Only the latest release of GridWatch receives security updates.

If you discover a security vulnerability in GridWatch, please do not open a public issue. Instead, report it privately:

1. Go to the Security Advisories tab.
2. Click "New draft security advisory" and fill in the details.

Alternatively, email faesel@outlook.com with:

• A description of the vulnerability
• Steps to reproduce
• Any relevant logs or screenshots (redact sensitive data)

• Acknowledgement within 72 hours of your report.
• Status update within 7 days with an initial assessment.
• Fix or mitigation as soon as reasonably possible, depending on severity.

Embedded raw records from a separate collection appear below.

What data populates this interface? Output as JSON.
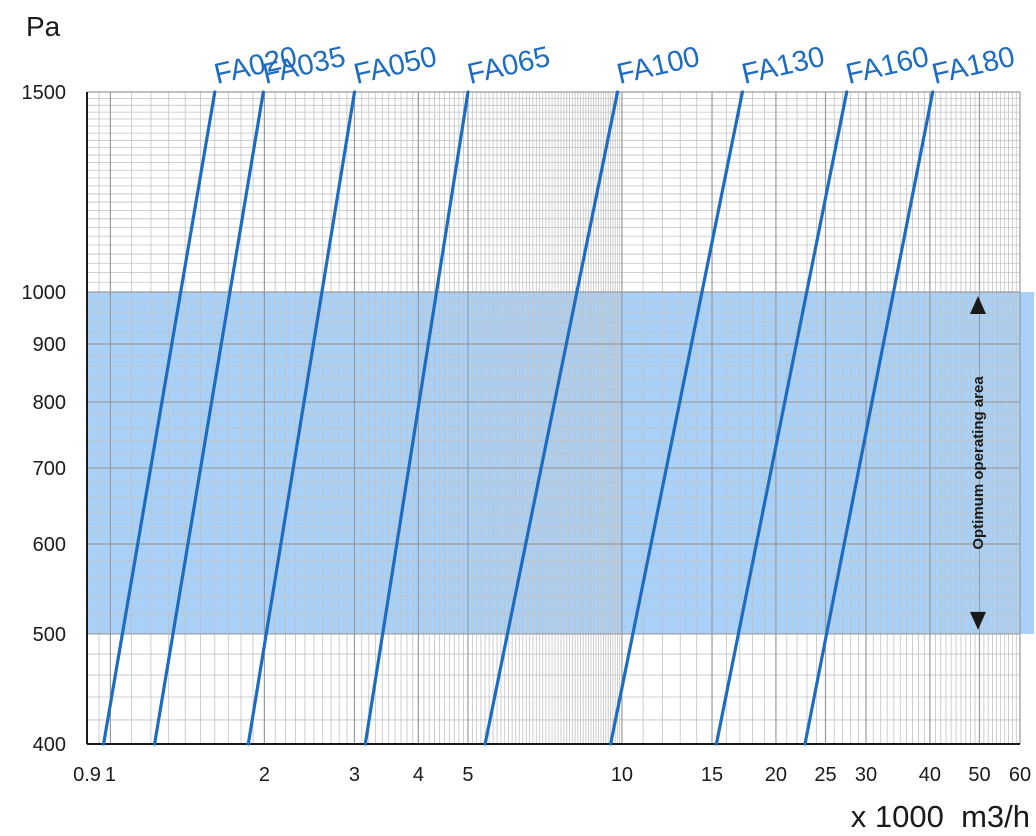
{
  "chart_data": {
    "type": "line",
    "title": "",
    "ylabel": "Pa",
    "xlabel": "x 1000  m3/h",
    "xscale": "log",
    "yscale": "log",
    "xlim": [
      0.9,
      60
    ],
    "ylim": [
      400,
      1500
    ],
    "x_ticks": [
      0.9,
      1,
      2,
      3,
      4,
      5,
      10,
      15,
      20,
      25,
      30,
      40,
      50,
      60
    ],
    "x_tick_labels": [
      "0.9",
      "1",
      "2",
      "3",
      "4",
      "5",
      "10",
      "15",
      "20",
      "25",
      "30",
      "40",
      "50",
      "60"
    ],
    "y_ticks": [
      400,
      500,
      600,
      700,
      800,
      900,
      1000,
      1500
    ],
    "y_tick_labels": [
      "400",
      "500",
      "600",
      "700",
      "800",
      "900",
      "1000",
      "1500"
    ],
    "grid": true,
    "band": {
      "label": "Optimum operating area",
      "y_range": [
        500,
        1000
      ],
      "color": "#a9d1f7"
    },
    "line_color": "#1e6cc0",
    "series": [
      {
        "name": "FA020",
        "x": [
          0.97,
          1.6
        ],
        "y": [
          400,
          1500
        ]
      },
      {
        "name": "FA035",
        "x": [
          1.22,
          1.99
        ],
        "y": [
          400,
          1500
        ]
      },
      {
        "name": "FA050",
        "x": [
          1.86,
          3.0
        ],
        "y": [
          400,
          1500
        ]
      },
      {
        "name": "FA065",
        "x": [
          3.15,
          5.0
        ],
        "y": [
          400,
          1500
        ]
      },
      {
        "name": "FA100",
        "x": [
          5.4,
          9.8
        ],
        "y": [
          400,
          1500
        ]
      },
      {
        "name": "FA130",
        "x": [
          9.5,
          17.2
        ],
        "y": [
          400,
          1500
        ]
      },
      {
        "name": "FA160",
        "x": [
          15.3,
          27.5
        ],
        "y": [
          400,
          1500
        ]
      },
      {
        "name": "FA180",
        "x": [
          22.8,
          40.5
        ],
        "y": [
          400,
          1500
        ]
      }
    ]
  }
}
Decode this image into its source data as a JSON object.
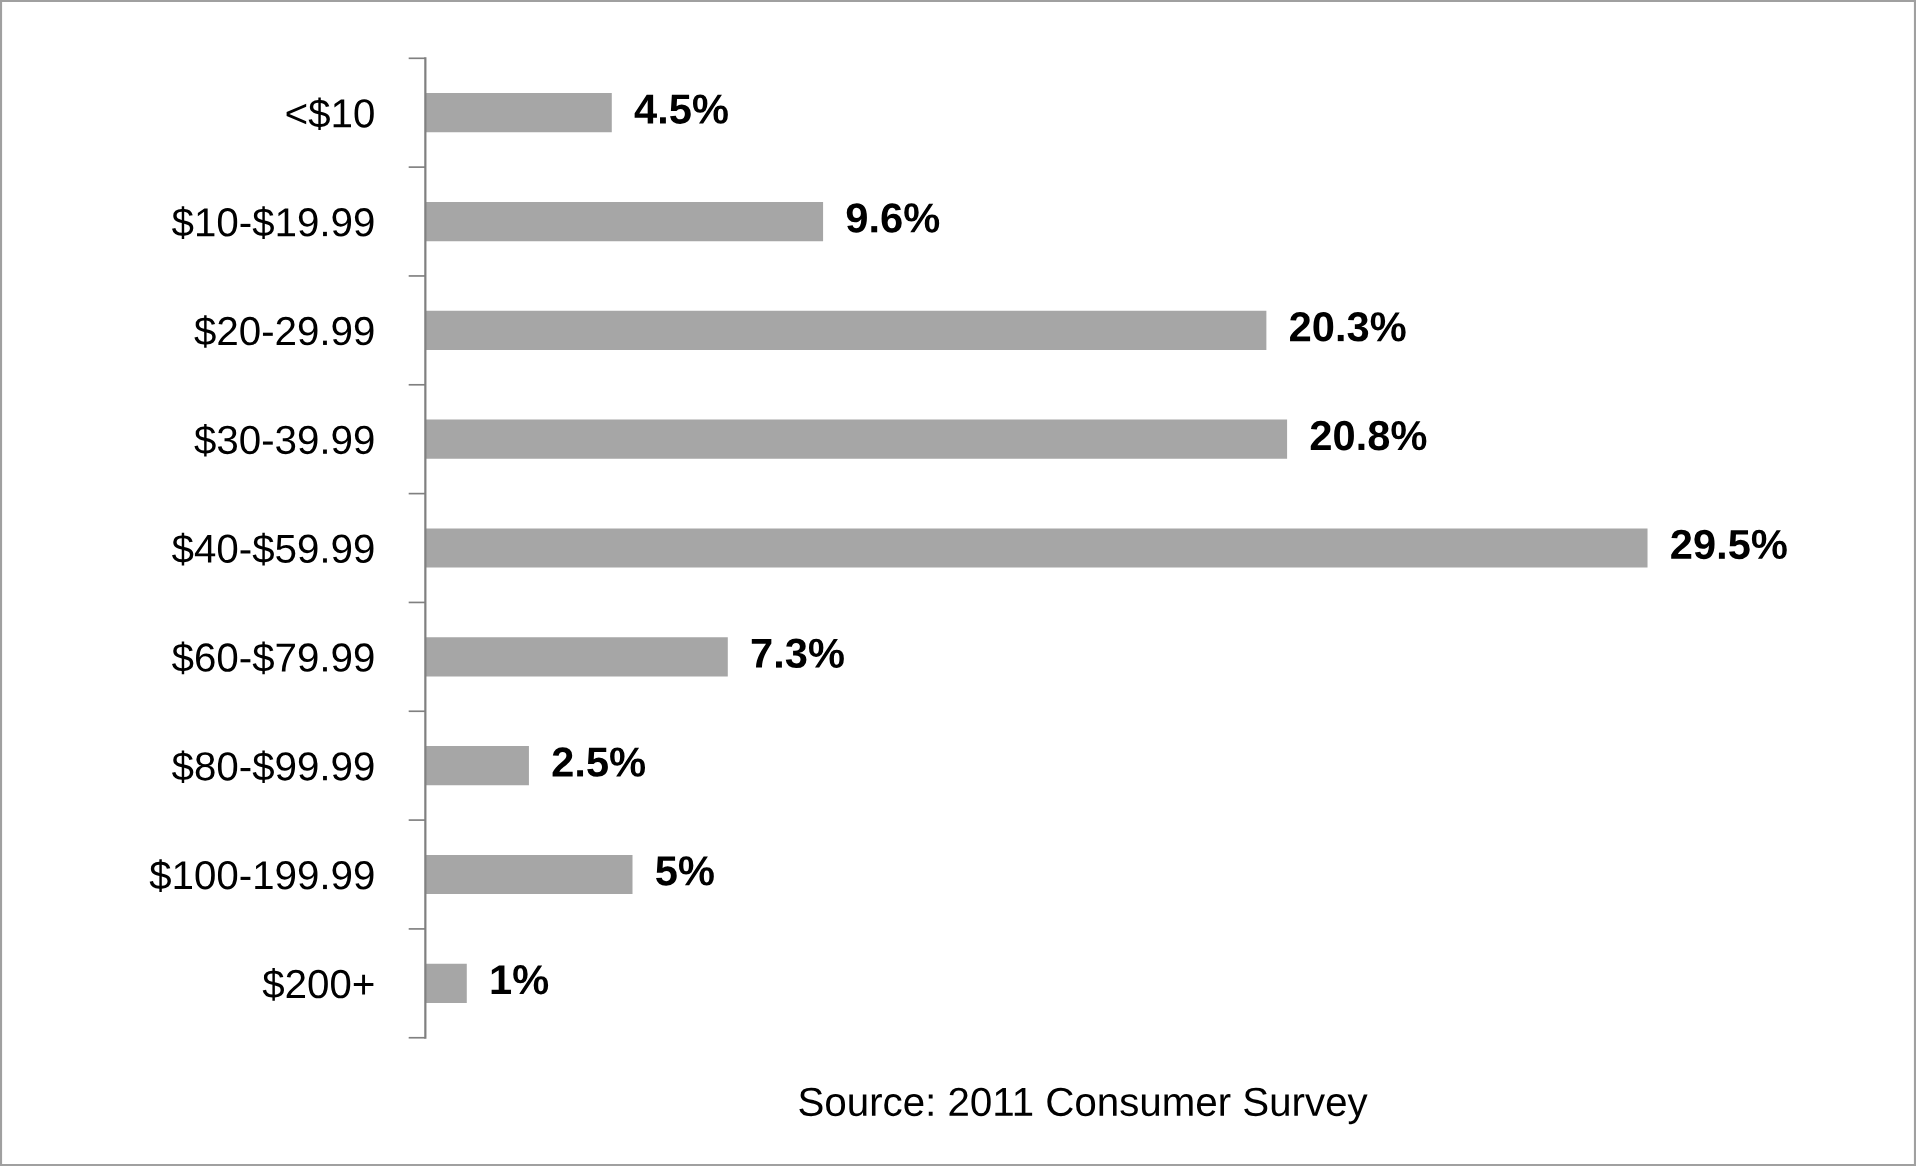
{
  "chart_data": {
    "type": "bar",
    "orientation": "horizontal",
    "categories": [
      "<$10",
      "$10-$19.99",
      "$20-29.99",
      "$30-39.99",
      "$40-$59.99",
      "$60-$79.99",
      "$80-$99.99",
      "$100-199.99",
      "$200+"
    ],
    "values": [
      4.5,
      9.6,
      20.3,
      20.8,
      29.5,
      7.3,
      2.5,
      5,
      1
    ],
    "value_labels": [
      "4.5%",
      "9.6%",
      "20.3%",
      "20.8%",
      "29.5%",
      "7.3%",
      "2.5%",
      "5%",
      "1%"
    ],
    "color": "#a6a6a6",
    "grid": false,
    "legend": false,
    "annotations": [
      "Source: 2011 Consumer Survey"
    ]
  }
}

If the vulnerability is accepted, we will:

• Work on a fix in a private branch
• Credit you in the release notes (unless you prefer anonymity)
• Publish a security advisory once the fix is released

If declined, we will explain why.

This policy covers the GridWatch desktop application and its Electron main/preload processes. It does not cover:

• The Copilot CLI itself or its session data format
• Third-party dependencies (report those to the upstream maintainer)

• Keep GridWatch updated to the latest version.
• Do not run GridWatch with elevated privileges unnecessarily.
• Review MCP server configurations before enabling them.

Thank you for helping keep GridWatch secure.